Angela menoleh dengan malas ke arah Karina yang heboh. Jam pertama kosong tanpa tugas. Lebih dari separuh teman sekelasnya kabur ke kantin, termasuk Roni dan Wawan. Angela sibuk dengan ponsel dan media sosialnya, membaca postingan salah satu akun instagram yang seringkali membahas motivasi diri. Ia membutuhkan hal sejenis itu dalam dosis besar untuk kewarasannya.
"Lo beneran pacarnya apa bukan sih?
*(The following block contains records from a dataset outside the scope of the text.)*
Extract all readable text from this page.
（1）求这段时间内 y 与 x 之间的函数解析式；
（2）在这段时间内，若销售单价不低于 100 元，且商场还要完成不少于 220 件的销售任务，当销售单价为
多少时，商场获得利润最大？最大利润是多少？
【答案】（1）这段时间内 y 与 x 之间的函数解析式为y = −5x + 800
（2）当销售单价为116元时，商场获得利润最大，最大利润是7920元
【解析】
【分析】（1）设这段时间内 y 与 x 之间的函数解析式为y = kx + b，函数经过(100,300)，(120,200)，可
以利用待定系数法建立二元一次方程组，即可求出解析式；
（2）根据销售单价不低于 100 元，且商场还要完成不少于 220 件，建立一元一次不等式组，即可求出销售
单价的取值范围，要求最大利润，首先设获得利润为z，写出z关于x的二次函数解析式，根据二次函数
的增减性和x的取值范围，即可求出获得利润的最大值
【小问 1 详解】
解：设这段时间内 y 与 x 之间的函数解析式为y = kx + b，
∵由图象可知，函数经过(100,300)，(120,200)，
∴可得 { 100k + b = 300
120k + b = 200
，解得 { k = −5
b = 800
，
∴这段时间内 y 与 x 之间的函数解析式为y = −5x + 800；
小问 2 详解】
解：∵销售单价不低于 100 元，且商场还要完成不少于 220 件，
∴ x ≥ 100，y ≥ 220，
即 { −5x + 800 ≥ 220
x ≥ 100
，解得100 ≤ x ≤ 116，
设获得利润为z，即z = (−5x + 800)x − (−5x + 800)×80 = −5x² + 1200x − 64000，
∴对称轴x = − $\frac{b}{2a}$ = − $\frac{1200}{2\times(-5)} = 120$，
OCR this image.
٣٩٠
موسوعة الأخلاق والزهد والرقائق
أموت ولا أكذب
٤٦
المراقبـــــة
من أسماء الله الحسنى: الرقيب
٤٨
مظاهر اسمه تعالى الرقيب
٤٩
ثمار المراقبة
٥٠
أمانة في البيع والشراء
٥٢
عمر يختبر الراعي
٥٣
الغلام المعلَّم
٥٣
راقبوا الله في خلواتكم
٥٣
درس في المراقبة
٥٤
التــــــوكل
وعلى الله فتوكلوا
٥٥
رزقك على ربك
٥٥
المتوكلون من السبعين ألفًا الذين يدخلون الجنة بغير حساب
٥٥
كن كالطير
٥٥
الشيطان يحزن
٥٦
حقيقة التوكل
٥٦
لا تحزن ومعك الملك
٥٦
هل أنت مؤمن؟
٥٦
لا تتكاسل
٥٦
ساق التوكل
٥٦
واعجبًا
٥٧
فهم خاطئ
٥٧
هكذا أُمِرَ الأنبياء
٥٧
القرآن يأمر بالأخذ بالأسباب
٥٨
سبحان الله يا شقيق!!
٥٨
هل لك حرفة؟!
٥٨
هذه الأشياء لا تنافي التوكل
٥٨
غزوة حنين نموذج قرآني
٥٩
Jadi ragu gue!" Yurin menukas, menimbulkan kikik geli yang ramai, menertawakan Karina yang tengah panik mencoba menghubungi Valdy dengan ponselnya.
"Diem lo, Gendut!"
"Lo keganjenan, Tongkat Pramuka!"
Tawa meledak di sekitar Angela mendengar balasan Yurin yang spontan membungkam Karina. Angela tak ikut tertawa, malas nantinya jadi ajang pelampiasan amarah Karina dan kembali menerima detensi dari Valdy yang tak suka pacarnya diusik. Angela berdesis, memikirkannya saja sudah menjijikkan seperti ini.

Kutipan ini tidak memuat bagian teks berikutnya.